Siamo alla simbolica "soglia" dei 100 giorni all'avvento del GDPR e le imprese affrontano una nuova privacy e sanzioni non sempre chiare
Man mano che ci si avvicina all'entrata in vigore del GDPR
aumenta l'attenzione delle imprese e, parallelamente, anche l'offerta dei vendor che stanno organizzandosi per
offrire soluzioni il più possibile "chiavi in mano". Ma ormai la scadenza del 25 maggio sta diventando davvero impellente - siamo alla
simbolica "soglia" dei 100 giorni - per le molte aziende che devono prima valutare e poi ripensare i propri processi di gestione dei dati, senza potersi affidare completamente a soluzioni pacchettizzate.
Uno dei temi che le aziende fanno forse più fatica a comprendere è che
la privacy deve entrare a fare intrinsecamente parte della gestione delle informazioni, un principio che di solito si esplica nei concetti di privacy by design e privacy by default.
Privacy by design significa sostanzialmente che i processi che gestiscono in vario modo le informazioni personali devono
essere costruiti in modo da tutelare la privacy. Non si tratta solo di una costruzione tecnologica: l'azienda deve sempre
avere sotto controllo la catena di gestione dei dati (chi tratta il dato, perché, con quali strumenti e garanzie di sicurezza) perché deve potere sempre - in caso di una violazione dei sistemi o di un errore umano che portino alla perdita di dati -
capire cosa è successo, tutelare i diritti degli interessati e attribuire le giuste responsabilità.
Al concetto di privacy by design è strettamente collegato quello di
privacy by default, che è in parte più tecnico. Quando una corretta gestione delle informazioni è implementata "by design" si deve anche garantire che il normale funzionamento dei processi
sia quello previsto sulla carta. Tutti i sistemi che gestiscono le informazioni devono cioè essere impostati perché l'uso dei dati sia corretto di default, in pratica eseguito solo ed esclusivamente nei casi espressamente previsti, dal personale autorizzato e con i passi corretti. Una gestione sbagliata delle informazioni deve idealmente
derivare da eventi anomali, dal
furto di dati all'errore umano.
Dai concetti di privacy by design e privacy by default si capisce come sia effettivamente cruciale la
fase di assessment che viene sempre indicata come primo passo in un percorso di avvicinamento alla compliance. Solo se si conoscono davvero tutti i processi di gestione delle informazioni - e se questi sono testati e documentati, inoltre - l'azienda può essere
ragionevolmente certa di aver
messo in atto misure tali da mitigare il rischio di perdita dei dati sensibili e, cosa affatto secondaria, di ipotetico risarcimento del danno.

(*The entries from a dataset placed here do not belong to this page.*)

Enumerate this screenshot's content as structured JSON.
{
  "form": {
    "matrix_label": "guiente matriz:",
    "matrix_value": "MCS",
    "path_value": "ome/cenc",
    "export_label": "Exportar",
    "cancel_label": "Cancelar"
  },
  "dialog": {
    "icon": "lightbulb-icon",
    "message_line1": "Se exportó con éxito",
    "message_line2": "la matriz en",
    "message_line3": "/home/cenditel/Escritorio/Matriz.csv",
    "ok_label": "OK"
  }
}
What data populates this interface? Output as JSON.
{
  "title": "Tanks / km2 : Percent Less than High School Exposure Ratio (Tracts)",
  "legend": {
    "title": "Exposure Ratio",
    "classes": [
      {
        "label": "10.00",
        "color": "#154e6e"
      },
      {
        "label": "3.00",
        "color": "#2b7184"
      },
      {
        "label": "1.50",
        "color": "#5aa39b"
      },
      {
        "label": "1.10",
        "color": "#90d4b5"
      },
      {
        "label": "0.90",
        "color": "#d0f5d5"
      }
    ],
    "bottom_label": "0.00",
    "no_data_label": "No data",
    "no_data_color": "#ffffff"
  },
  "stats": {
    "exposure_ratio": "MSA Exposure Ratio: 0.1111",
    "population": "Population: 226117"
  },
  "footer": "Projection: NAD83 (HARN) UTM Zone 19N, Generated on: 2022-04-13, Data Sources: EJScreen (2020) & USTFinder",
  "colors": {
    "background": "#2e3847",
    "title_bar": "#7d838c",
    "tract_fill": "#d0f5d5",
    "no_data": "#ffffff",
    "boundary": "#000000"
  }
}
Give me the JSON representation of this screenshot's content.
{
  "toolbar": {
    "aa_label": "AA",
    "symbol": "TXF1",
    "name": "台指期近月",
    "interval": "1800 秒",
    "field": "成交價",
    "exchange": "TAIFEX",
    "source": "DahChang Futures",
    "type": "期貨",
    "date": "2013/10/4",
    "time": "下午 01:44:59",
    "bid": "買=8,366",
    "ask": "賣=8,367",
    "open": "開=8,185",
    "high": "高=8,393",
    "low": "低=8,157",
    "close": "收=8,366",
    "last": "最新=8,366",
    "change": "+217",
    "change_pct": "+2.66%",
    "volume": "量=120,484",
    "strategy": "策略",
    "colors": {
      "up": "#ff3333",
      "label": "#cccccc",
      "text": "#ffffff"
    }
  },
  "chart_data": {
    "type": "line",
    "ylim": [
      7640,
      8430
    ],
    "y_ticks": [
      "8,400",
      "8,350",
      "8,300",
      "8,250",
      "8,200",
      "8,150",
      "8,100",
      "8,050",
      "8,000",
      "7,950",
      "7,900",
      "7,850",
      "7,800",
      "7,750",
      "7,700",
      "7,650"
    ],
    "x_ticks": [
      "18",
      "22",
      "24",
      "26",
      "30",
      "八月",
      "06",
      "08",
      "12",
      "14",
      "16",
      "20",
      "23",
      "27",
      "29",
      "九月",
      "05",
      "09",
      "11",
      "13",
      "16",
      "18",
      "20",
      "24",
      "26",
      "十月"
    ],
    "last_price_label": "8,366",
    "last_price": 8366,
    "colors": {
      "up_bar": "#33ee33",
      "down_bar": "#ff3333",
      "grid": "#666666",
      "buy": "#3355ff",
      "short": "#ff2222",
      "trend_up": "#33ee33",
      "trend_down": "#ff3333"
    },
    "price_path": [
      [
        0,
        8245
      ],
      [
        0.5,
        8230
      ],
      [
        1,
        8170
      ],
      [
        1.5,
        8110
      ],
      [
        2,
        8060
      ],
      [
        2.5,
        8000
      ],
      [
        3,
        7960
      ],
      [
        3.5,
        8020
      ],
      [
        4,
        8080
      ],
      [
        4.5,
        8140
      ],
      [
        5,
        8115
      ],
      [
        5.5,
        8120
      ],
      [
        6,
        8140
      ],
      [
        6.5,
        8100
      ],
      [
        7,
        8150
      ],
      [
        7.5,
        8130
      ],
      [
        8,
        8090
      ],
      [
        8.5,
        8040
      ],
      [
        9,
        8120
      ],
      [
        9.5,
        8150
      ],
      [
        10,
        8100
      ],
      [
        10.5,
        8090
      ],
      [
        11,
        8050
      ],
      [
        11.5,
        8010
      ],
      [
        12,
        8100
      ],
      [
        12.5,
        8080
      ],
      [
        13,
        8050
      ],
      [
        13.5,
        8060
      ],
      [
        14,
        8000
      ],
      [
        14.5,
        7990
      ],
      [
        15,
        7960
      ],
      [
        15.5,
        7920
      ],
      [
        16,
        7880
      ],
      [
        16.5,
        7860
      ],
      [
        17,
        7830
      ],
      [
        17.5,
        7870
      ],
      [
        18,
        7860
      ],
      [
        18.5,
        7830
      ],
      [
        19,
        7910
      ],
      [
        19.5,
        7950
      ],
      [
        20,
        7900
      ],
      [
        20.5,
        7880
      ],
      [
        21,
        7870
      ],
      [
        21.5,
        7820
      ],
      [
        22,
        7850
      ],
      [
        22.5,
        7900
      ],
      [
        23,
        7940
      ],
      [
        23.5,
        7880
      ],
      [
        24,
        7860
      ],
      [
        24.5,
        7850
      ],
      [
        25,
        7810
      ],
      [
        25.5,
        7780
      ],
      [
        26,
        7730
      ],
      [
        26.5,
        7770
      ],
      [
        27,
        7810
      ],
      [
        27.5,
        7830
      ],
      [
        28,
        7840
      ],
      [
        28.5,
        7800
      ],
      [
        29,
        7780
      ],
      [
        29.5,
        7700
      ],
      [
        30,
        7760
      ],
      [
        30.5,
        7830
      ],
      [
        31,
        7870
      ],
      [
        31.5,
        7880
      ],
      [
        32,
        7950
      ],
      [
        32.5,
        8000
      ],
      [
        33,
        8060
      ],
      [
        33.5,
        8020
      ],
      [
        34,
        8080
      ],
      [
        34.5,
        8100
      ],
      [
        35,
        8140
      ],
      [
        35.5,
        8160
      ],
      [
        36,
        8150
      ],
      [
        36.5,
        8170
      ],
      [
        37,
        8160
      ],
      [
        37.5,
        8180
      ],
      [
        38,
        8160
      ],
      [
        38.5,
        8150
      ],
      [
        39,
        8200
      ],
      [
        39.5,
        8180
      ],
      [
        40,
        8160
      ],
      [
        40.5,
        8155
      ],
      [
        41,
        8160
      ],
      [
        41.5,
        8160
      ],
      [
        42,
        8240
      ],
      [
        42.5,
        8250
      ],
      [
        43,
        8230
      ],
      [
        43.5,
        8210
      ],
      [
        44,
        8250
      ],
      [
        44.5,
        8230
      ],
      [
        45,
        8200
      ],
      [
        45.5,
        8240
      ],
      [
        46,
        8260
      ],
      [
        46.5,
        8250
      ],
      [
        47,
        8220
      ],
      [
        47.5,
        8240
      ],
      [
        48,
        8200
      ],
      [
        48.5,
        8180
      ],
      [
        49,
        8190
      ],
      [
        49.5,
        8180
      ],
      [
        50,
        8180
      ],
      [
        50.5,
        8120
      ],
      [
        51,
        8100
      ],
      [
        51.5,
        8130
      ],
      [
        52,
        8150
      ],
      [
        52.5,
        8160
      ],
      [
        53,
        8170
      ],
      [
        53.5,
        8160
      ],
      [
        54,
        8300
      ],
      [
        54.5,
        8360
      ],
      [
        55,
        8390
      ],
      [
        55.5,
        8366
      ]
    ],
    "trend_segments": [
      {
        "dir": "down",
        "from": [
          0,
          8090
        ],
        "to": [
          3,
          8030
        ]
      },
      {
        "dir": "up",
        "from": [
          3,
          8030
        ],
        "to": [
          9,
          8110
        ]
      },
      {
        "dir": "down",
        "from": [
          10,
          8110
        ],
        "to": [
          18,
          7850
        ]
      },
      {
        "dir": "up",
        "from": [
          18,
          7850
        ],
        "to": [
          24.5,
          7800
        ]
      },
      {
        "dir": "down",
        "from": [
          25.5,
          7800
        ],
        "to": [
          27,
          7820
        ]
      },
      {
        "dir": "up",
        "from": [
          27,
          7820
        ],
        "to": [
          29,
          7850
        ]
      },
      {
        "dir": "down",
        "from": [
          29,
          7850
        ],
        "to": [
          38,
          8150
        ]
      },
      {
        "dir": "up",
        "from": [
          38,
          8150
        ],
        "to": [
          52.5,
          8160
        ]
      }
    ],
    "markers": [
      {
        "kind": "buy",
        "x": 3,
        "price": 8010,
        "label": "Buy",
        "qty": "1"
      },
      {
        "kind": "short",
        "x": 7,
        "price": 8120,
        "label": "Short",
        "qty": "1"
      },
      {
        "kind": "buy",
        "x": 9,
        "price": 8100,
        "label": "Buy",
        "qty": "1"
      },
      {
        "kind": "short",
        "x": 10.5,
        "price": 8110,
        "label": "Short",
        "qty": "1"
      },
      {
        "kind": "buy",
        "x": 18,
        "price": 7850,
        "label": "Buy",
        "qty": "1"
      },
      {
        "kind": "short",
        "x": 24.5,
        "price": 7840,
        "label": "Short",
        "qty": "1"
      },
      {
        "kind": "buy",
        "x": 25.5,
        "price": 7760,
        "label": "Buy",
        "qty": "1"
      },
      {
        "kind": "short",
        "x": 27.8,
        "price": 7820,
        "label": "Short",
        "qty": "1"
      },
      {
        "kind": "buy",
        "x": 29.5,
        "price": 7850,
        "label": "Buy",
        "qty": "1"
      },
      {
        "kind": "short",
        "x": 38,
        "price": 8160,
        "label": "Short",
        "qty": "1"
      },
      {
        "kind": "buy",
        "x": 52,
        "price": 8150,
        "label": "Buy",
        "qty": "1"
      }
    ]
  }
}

E anche qui tutto non è chiarissimo, dato che la norma indica sanzioni "fino a" un certo limite e quindi
prevede una certa discrezionalità nella loro valutazione. Ma su che basi?
In linea di principio - e semplificando molto - le sanzioni più basse saranno probabilmente legate alle
violazioni per così dire "strutturali", derivanti cioè dal fatto che un'azienda non ha adempiuto alle norme implementando male i processi ottimali di gestione dei dati, ma senza provocare danni agli interessati (cioè gli utenti o i clienti di cui si gestiscono i dati). Le sanzioni maggiori entreranno in gioco
quando questi danni invece saranno evidenti, cosa che con tutta probabilità accadrà alle imprese che avranno ignorato il GDPR non solo nella forma ma anche - e soprattutto - nella
sostanza.
Nel comminare le sanzioni le autorità faranno quindi valutazioni discrezionali in cui conteranno molto lo stato (di sicurezza) e
la "buona volontà" dell'azienda nel seguire le indicazioni del GDPR. E qui torna in gioco il concetto della privacy by design e by default: se un'azienda non ha delineato, messo in atto e testato le procedure e i processi opportuni le
diventa davvero difficile documentare di aver cercato di rispettare le norme e i suoi obblighi. E rischia così il massimo della sanzioni.